Der Slogan »Send Wal-Mart Back to School« ist nicht nur als ironisches Wortspiel gemeint, sondern verweist auf den Kernpunkt der Kampagne: Die Kunden Wal-Marts werden aufgefordert, die Artikel für das neue Schuljahr nicht bei Wal-Mart zu kaufen. Sie sollten damit kundtun, dass sie mit den Geschäftspraktiken Wal-Marts nicht einverstanden sind. Beide Lehrergewerkschaften wiesen ausdrücklich auf die negativen Folgen einer schlechten Gesundheitsversorgung für den Schulerfolg hin. Kunden konnten sich in Listen eintragen, mit denen erklärt wurde, dass die Unterzeichnenden ihre Schulartikel in diesem Jahr woanders kaufen würden. Während der Aktionstage machten die Boykott-Initiatoren auf Kaufalternativen in gewerkschaftlich organisierten Geschäften aufmerksam.
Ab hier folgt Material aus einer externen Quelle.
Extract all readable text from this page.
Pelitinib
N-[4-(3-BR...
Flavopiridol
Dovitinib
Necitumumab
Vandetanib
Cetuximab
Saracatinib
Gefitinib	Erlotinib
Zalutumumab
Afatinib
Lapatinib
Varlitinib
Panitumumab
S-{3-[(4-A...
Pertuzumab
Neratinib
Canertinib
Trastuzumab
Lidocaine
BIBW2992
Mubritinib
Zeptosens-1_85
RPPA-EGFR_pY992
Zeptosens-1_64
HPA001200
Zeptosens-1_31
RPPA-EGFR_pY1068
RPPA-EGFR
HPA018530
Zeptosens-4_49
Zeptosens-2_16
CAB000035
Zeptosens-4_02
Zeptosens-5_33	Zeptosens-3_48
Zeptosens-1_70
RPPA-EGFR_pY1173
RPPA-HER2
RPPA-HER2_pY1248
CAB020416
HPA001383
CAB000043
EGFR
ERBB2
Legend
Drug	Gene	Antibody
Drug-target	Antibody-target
Interessant an diesem Boykott ist die Tatsache, dass es sich dabei um einen zeitlich befristeten und selektiven Boykott handelt. Er umfasste nur Schulartikel und dauerte nur wenige Wochen an. Damit wurde verhindert, dass der Boykott ergebnislos verpuffte, er hatte einen klar definierten Zeithorizont und zog in intelligenter Weise eine Verbindung zwischen den boykottierten Produkten und den kritisierten Geschäftspraktiken: Die Auswirkungen der schlechten Arbeitsbedingungen und Versicherungsleistungen auf die Kinder und die finanziellen Kosten für den Steuerzahler, d.h. für die Kunden von Wal-Mart: »Sparen Sie 50 Cent, wenn Sie zu Wal-Mart einkaufen gehen - oder bezahlen Sie dafür das Dreifache?«, so die Frage von John Durso, Vorsitzender der Long Island Federation of Labor (ILCA) an die KonsumentInnen. [4] Eine solche Boykottaktion ist auch mit relativ geringen Mitteln durchführbar, sie kann und soll ggf. im kommenden Jahr wiederholt werden.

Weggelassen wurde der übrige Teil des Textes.